Last month, AFP reported that the Islamic State had established a marriage bureau to help jihadists find brides. It was a troubling sign that ISIL and its self-proclaimed caliphate believed it would be around for a while. Since then, the group has been digging in:
In the Syrian city of Raqqah on the banks of the Euphrates River, Islamic State militants are busy building a capital fit for their followers.
Human rights observers say they have stoned women to death for adultery, while residents report that religious textbooks have been imported for schools and the market flooded with black cloaks for girls as young as 6 years old. Even as it wages war on multiple fronts, the group has had time to focus on the details, recruit thousands into its forces and celebrate victories by parading the heads of its enemies.

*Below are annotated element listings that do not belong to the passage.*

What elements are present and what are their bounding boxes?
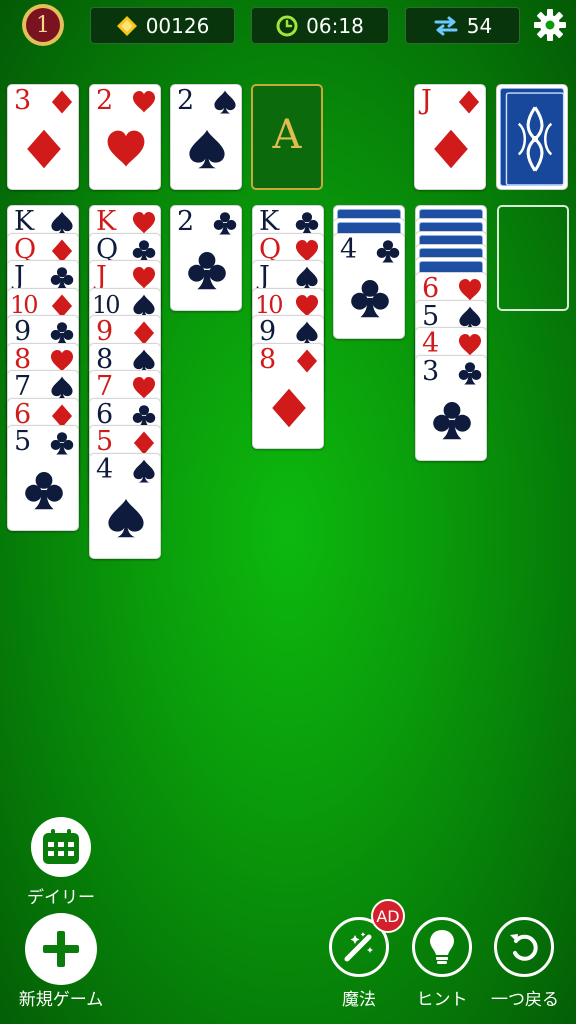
spade-large-suit-icon [108, 498, 144, 537]
card-rank: 4 [96, 453, 113, 485]
diamond-large-suit-icon [27, 129, 61, 169]
foundation-card[interactable]: 2 [170, 84, 242, 190]
tableau-empty-slot[interactable] [497, 205, 569, 311]
hint-button[interactable] [412, 917, 472, 977]
new-game-label: 新規ゲーム [18, 990, 104, 1010]
spade-suit-icon [133, 458, 155, 483]
spade-suit-icon [214, 90, 236, 114]
heart-suit-icon [295, 294, 319, 317]
spade-suit-icon [296, 266, 318, 290]
coin-value: 00126 [145, 13, 210, 38]
spade-suit-icon [459, 305, 481, 330]
heart-suit-icon [132, 90, 156, 113]
undo-label: 一つ戻る [491, 990, 559, 1010]
diamond-large-suit-icon [272, 388, 306, 427]
club-suit-icon [213, 212, 237, 235]
new-game-button[interactable] [25, 913, 97, 985]
heart-suit-icon [295, 239, 319, 262]
diamond-suit-icon [51, 403, 73, 428]
timer: 06:18 [251, 7, 389, 44]
diamond-suit-icon [51, 238, 73, 263]
spade-suit-icon [51, 376, 73, 400]
card-rank: 2 [177, 206, 194, 237]
card-rank: 2 [96, 85, 113, 116]
magic-label: 魔法 [342, 990, 376, 1010]
coin-counter: 00126 [90, 7, 235, 44]
calendar-icon [43, 829, 79, 864]
ornament-icon [505, 92, 565, 186]
tableau-card[interactable]: 3 [415, 354, 487, 461]
waste-card[interactable]: J [414, 84, 486, 190]
diamond-suit-icon [133, 431, 155, 455]
card-rank: 3 [422, 355, 439, 387]
spade-suit-icon [133, 293, 155, 318]
club-large-suit-icon [25, 472, 63, 510]
diamond-large-suit-icon [434, 129, 468, 169]
undo-button[interactable] [494, 917, 554, 977]
moves-icon [434, 16, 458, 35]
club-suit-icon [50, 322, 74, 345]
heart-suit-icon [50, 349, 74, 372]
plus-icon [43, 931, 79, 967]
diamond-suit-icon [458, 90, 480, 114]
tableau-card[interactable]: 8 [252, 342, 324, 449]
coin-icon [116, 15, 137, 36]
card-back-pattern [500, 88, 565, 186]
moves-value: 54 [466, 13, 493, 38]
club-suit-icon [295, 212, 319, 235]
heart-large-suit-icon [107, 130, 145, 167]
move-counter: 54 [405, 7, 520, 44]
daily-button[interactable] [31, 817, 91, 877]
card-rank: 5 [14, 426, 31, 457]
heart-suit-icon [132, 376, 156, 399]
ad-badge: AD [371, 899, 405, 933]
club-large-suit-icon [188, 252, 226, 290]
club-suit-icon [458, 361, 482, 385]
foundation-placeholder-letter: A [272, 112, 302, 158]
spade-suit-icon [296, 321, 318, 345]
heart-suit-icon [458, 333, 482, 356]
ad-badge-text: AD [376, 906, 400, 926]
card-rank: 3 [14, 85, 31, 116]
timer-value: 06:18 [306, 13, 364, 38]
heart-suit-icon [132, 211, 156, 234]
hint-label: ヒント [416, 990, 468, 1010]
club-suit-icon [132, 404, 156, 428]
foundation-slot-empty[interactable]: A [251, 84, 323, 190]
foundation-card[interactable]: 3 [7, 84, 79, 190]
settings-gear-icon[interactable] [533, 8, 567, 42]
card-rank: 4 [340, 234, 357, 265]
level-badge[interactable]: 1 [22, 4, 64, 46]
diamond-suit-icon [296, 348, 318, 373]
magic-wand-icon [344, 932, 373, 962]
lightbulb-icon [430, 930, 454, 964]
club-large-suit-icon [433, 401, 471, 439]
spade-suit-icon [133, 348, 155, 373]
foundation-card[interactable]: 2 [89, 84, 161, 190]
clock-icon [276, 15, 298, 36]
tableau-card[interactable]: 4 [333, 233, 405, 339]
level-number: 1 [26, 8, 60, 42]
tableau-card[interactable]: 2 [170, 205, 242, 311]
club-suit-icon [376, 240, 400, 263]
card-rank: 8 [259, 343, 276, 375]
diamond-suit-icon [51, 293, 73, 318]
heart-suit-icon [458, 278, 482, 301]
daily-label: デイリー [27, 888, 95, 908]
diamond-suit-icon [133, 321, 155, 345]
spade-suit-icon [51, 211, 73, 235]
heart-suit-icon [132, 266, 156, 289]
stock-pile[interactable] [496, 84, 568, 190]
club-suit-icon [50, 432, 74, 455]
card-rank: 2 [177, 85, 194, 116]
card-rank: J [421, 85, 432, 116]
club-suit-icon [132, 239, 156, 263]
club-suit-icon [50, 267, 74, 290]
tableau-card[interactable]: 4 [89, 452, 161, 559]
spade-large-suit-icon [189, 129, 225, 169]
tableau-card[interactable]: 5 [7, 425, 79, 531]
club-large-suit-icon [351, 280, 389, 318]
diamond-suit-icon [51, 90, 73, 114]
undo-icon [510, 934, 538, 961]
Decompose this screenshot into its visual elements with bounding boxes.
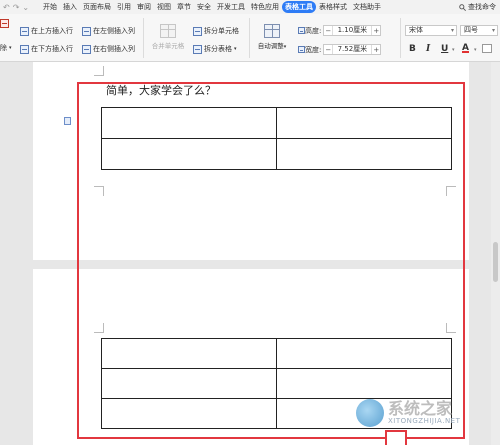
insert-column-left-label: 在左侧插入列 [93, 27, 135, 35]
tab-security[interactable]: 安全 [194, 1, 214, 13]
chevron-down-icon: ▾ [283, 44, 287, 50]
underline-button[interactable]: U [441, 44, 448, 54]
margin-marker [94, 66, 104, 76]
split-cells-button[interactable]: 拆分单元格 [193, 26, 239, 36]
insert-row-below-button[interactable]: 在下方插入行 [20, 44, 73, 54]
font-size-value: 四号 [464, 26, 478, 34]
undo-icon[interactable]: ↶ [3, 3, 10, 12]
insert-column-right-icon [82, 44, 91, 54]
column-width-label: 宽度: [305, 45, 322, 54]
delete-table-icon-partial [0, 19, 9, 28]
font-color-icon[interactable]: A [462, 43, 469, 53]
insert-column-left-button[interactable]: 在左侧插入列 [82, 26, 135, 36]
insert-row-above-label: 在上方插入行 [31, 27, 73, 35]
vertical-scrollbar[interactable] [491, 62, 500, 445]
highlight-annotation-box [77, 82, 465, 439]
row-height-icon [298, 27, 305, 34]
tab-doc-assistant[interactable]: 文档助手 [350, 1, 384, 13]
decrease-height-button[interactable]: − [324, 27, 332, 35]
chevron-down-icon: ▾ [234, 46, 237, 52]
auto-fit-icon [264, 24, 280, 38]
redo-icon[interactable]: ↷ [13, 3, 20, 12]
ribbon-separator [249, 18, 250, 58]
cell-shading-icon[interactable] [482, 44, 492, 53]
increase-height-button[interactable]: + [372, 27, 380, 35]
quick-access-dropdown-icon[interactable]: ⌄ [22, 3, 29, 12]
increase-width-button[interactable]: + [372, 46, 380, 54]
search-icon [459, 3, 466, 11]
scrollbar-thumb[interactable] [493, 242, 498, 282]
tab-featured-apps[interactable]: 特色应用 [248, 1, 282, 13]
ribbon-toolbar: 除 ▾ 在上方插入行 在下方插入行 在左侧插入列 在右侧插入列 合并单元格 拆分… [0, 14, 500, 62]
tab-home[interactable]: 开始 [40, 1, 60, 13]
menu-bar: ↶ ↷ ⌄ 开始 插入 页面布局 引用 审阅 视图 章节 安全 开发工具 特色应… [0, 0, 500, 14]
insert-row-above-icon [20, 26, 29, 36]
split-cells-icon [193, 26, 202, 36]
merge-cells-label: 合并单元格 [151, 42, 185, 50]
ribbon-separator [400, 18, 401, 58]
tab-table-tools[interactable]: 表格工具 [282, 1, 316, 13]
column-width-input[interactable]: 7.52厘米 [332, 45, 373, 54]
italic-button[interactable]: I [426, 44, 430, 54]
split-cells-label: 拆分单元格 [204, 27, 239, 35]
auto-fit-label: 自动调整 [257, 42, 284, 50]
tab-insert[interactable]: 插入 [60, 1, 80, 13]
split-table-label: 拆分表格 [204, 45, 232, 53]
font-size-select[interactable]: 四号 ▾ [460, 25, 498, 36]
chevron-down-icon: ▾ [474, 47, 477, 53]
insert-row-above-button[interactable]: 在上方插入行 [20, 26, 73, 36]
insert-column-right-label: 在右侧插入列 [93, 45, 135, 53]
tab-review[interactable]: 审阅 [134, 1, 154, 13]
column-width-icon [298, 46, 305, 53]
watermark-text: 系统之家 [388, 399, 453, 418]
insert-row-below-icon [20, 44, 29, 54]
chevron-down-icon: ▾ [452, 47, 455, 53]
merge-cells-icon [160, 24, 176, 38]
font-name-value: 宋体 [409, 26, 423, 34]
delete-button[interactable]: 除 ▾ [0, 43, 12, 53]
split-table-button[interactable]: 拆分表格 ▾ [193, 44, 237, 54]
tab-table-styles[interactable]: 表格样式 [316, 1, 350, 13]
command-search[interactable]: 查找命令 [459, 2, 500, 12]
delete-icon [0, 19, 9, 28]
quick-access-toolbar: ↶ ↷ ⌄ [0, 3, 40, 12]
tab-view[interactable]: 视图 [154, 1, 174, 13]
tab-page-layout[interactable]: 页面布局 [80, 1, 114, 13]
tab-references[interactable]: 引用 [114, 1, 134, 13]
chevron-down-icon: ▾ [9, 45, 12, 51]
insert-column-right-button[interactable]: 在右侧插入列 [82, 44, 135, 54]
row-height-input[interactable]: 1.10厘米 [332, 26, 373, 35]
tab-sections[interactable]: 章节 [174, 1, 194, 13]
row-height-label: 高度: [305, 26, 322, 35]
site-watermark: 系统之家 XITONGZHIJIA.NET [356, 393, 460, 433]
paragraph-layout-icon[interactable] [64, 117, 71, 125]
font-name-select[interactable]: 宋体 ▾ [405, 25, 457, 36]
decrease-width-button[interactable]: − [324, 46, 332, 54]
watermark-logo-icon [356, 399, 384, 427]
bold-button[interactable]: B [409, 44, 416, 54]
ribbon-separator [143, 18, 144, 58]
column-width-control: 宽度: − 7.52厘米 + [298, 44, 382, 55]
delete-button-label: 除 [0, 44, 7, 52]
insert-column-left-icon [82, 26, 91, 36]
merge-cells-button[interactable]: 合并单元格 [148, 24, 188, 50]
watermark-url: XITONGZHIJIA.NET [388, 417, 461, 425]
chevron-down-icon: ▾ [491, 27, 495, 34]
chevron-down-icon: ▾ [450, 27, 454, 34]
row-height-control: 高度: − 1.10厘米 + [298, 25, 382, 36]
split-table-icon [193, 44, 202, 54]
auto-fit-button[interactable]: 自动调整▾ [253, 24, 291, 50]
tab-developer[interactable]: 开发工具 [214, 1, 248, 13]
insert-row-below-label: 在下方插入行 [31, 45, 73, 53]
command-search-label: 查找命令 [468, 3, 496, 11]
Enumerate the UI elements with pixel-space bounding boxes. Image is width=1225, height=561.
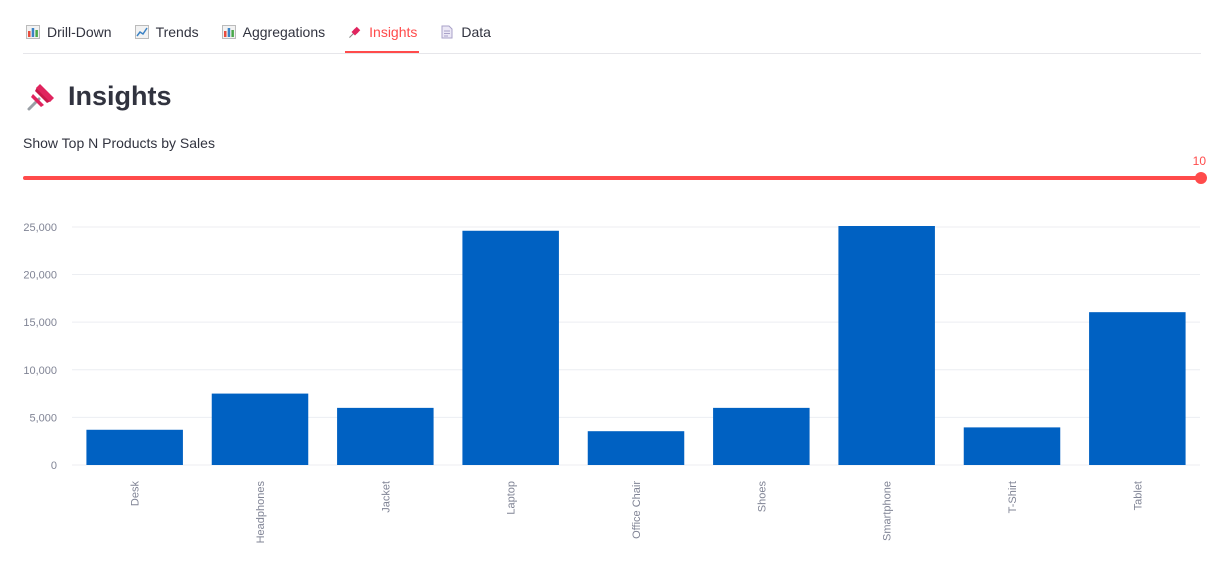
x-tick-label: Desk <box>130 481 142 507</box>
slider-thumb[interactable] <box>1195 172 1207 184</box>
bar[interactable] <box>587 431 685 465</box>
bar[interactable] <box>211 393 309 465</box>
x-tick-label: Smartphone <box>882 481 894 541</box>
line-chart-icon <box>134 24 150 40</box>
pushpin-icon <box>27 84 54 111</box>
bar[interactable] <box>462 230 559 465</box>
bar-chart-icon <box>25 24 41 40</box>
x-tick-label: Shoes <box>756 481 768 513</box>
pushpin-icon <box>347 24 363 40</box>
slider-value: 10 <box>1192 154 1206 168</box>
tab-label: Drill-Down <box>47 24 112 40</box>
bar[interactable] <box>337 407 434 465</box>
page-heading: Insights <box>26 80 172 112</box>
bar-chart: 0 5,000 10,000 15,000 20,000 25,000 Desk Headph… <box>23 222 1200 544</box>
y-tick-label: 25,000 <box>23 222 57 234</box>
tab-aggregations[interactable]: Aggregations <box>219 12 328 52</box>
tab-label: Aggregations <box>242 24 326 40</box>
x-tick-label: T-Shirt <box>1007 481 1019 513</box>
slider-track[interactable] <box>23 176 1201 180</box>
y-tick-label: 5,000 <box>29 412 57 424</box>
tab-data[interactable]: Data <box>437 12 493 52</box>
tab-label: Data <box>461 24 491 40</box>
y-tick-label: 0 <box>51 460 57 472</box>
y-tick-label: 15,000 <box>23 317 57 329</box>
bar[interactable] <box>86 429 183 465</box>
document-icon <box>439 24 455 40</box>
x-tick-label: Laptop <box>506 481 518 515</box>
x-tick-label: Headphones <box>255 481 267 544</box>
slider-label: Show Top N Products by Sales <box>23 135 215 151</box>
x-tick-label: Tablet <box>1132 481 1144 510</box>
tab-label: Trends <box>155 24 199 40</box>
tab-bar: Drill-Down Trends Aggregations Insights … <box>23 12 1201 54</box>
bar[interactable] <box>713 407 810 465</box>
y-tick-label: 10,000 <box>23 365 57 377</box>
x-tick-label: Office Chair <box>631 481 643 539</box>
bar-chart-icon <box>221 24 237 40</box>
y-tick-label: 20,000 <box>23 270 57 282</box>
tab-label: Insights <box>369 24 418 40</box>
page-title: Insights <box>68 80 172 111</box>
bar[interactable] <box>838 226 935 465</box>
tab-drill-down[interactable]: Drill-Down <box>23 12 114 52</box>
bar[interactable] <box>1089 312 1186 465</box>
x-tick-label: Jacket <box>380 481 392 513</box>
tab-trends[interactable]: Trends <box>132 12 201 52</box>
bar[interactable] <box>963 427 1061 465</box>
tab-insights[interactable]: Insights <box>345 12 420 53</box>
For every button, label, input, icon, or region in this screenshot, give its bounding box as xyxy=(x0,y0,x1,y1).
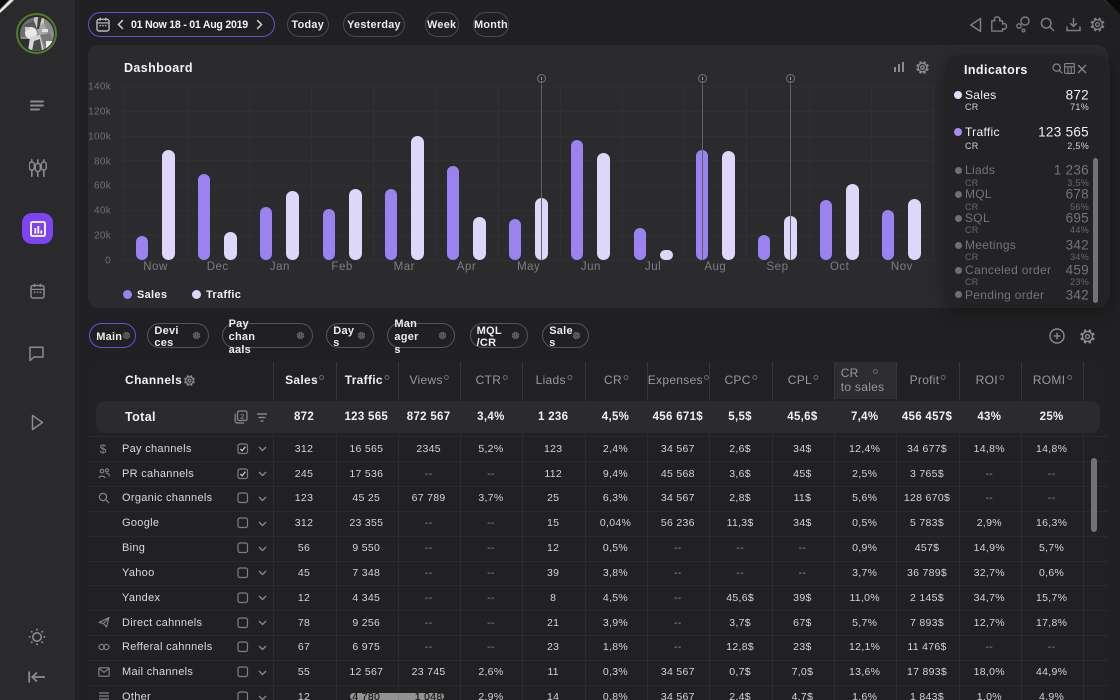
svg-text:2: 2 xyxy=(240,412,244,421)
svg-text:$: $ xyxy=(100,442,107,455)
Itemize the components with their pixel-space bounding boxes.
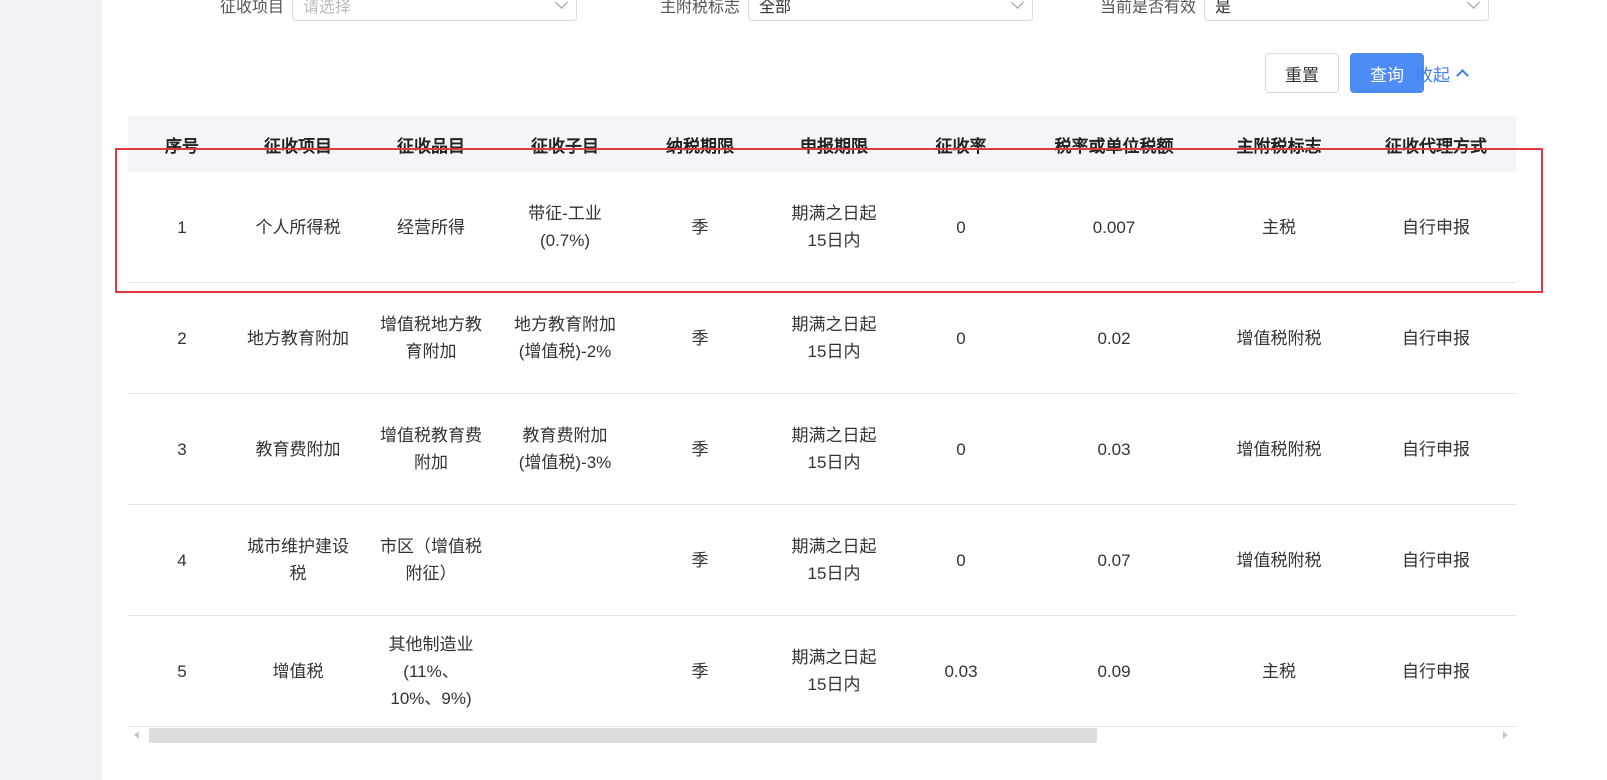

It sounds ghastly. According to one resident, via Bloomberg News, accused thieves have their hands cut off, which is a punishment right out of the Middle Ages. So far, it seems beyond the Syrian government’s ability to stop. The NY Times reports that part of ISIL’s success is coming from its professionalism, which it’s getting from middle-aged former officers in Saddam Hussein’s military. Many of these officers were banned from participating in Iraq’s post-war government, the ones that weren’t simply imprisoned, I mean. Now they’re getting revenge.
Meanwhile, U.S. airstrikes against ISIL are only occurring in Iraq. President Obama has not yet announced what he wants to do about ISIL in Syria, but it’s already leading to grumbles from Congress. If this all seems vaguely familiar, that’s because last year at about this time, Obama proposed airstrikes in Syria—only against the Syrian government rather than rebel groups. He was firmly rebuffed by most of the Democrats and the Republicans and with little public support, he didn’t press the issue.
Here we are again, only given recent developments, I think he’d receive much broader acceptance for military action—if only he would ask for it. At this point, the American public probably won’t make the distinction between airstrikes in ISIL-controlled Iraq and airstrikes in ISIL-controlled Syria. Legally, however, Obama is stretching his authority to commit airstrikes in either country. The 2002 Authorization for the Use of Military Force in Iraq was explicitly directed at toppling Saddam Hussein and his supporters. The 2001 AUMF was directed at Al Qaeda and its affiliated groups, which have rejected ISIL. Which means, if we really want to make a military confrontation with ISIL kosher, Congress needs to pass a new AUMF. Will Nobel Peace Prize awardee Obama have the stones to ask Congress for a war authorization? I’m not holding my breath, which means you might as well get used to thinking of Raqqah as the ISIL capital city.
What do you think? Should the U.S. be declaring war on ISIL, even a limited war of airstrikes?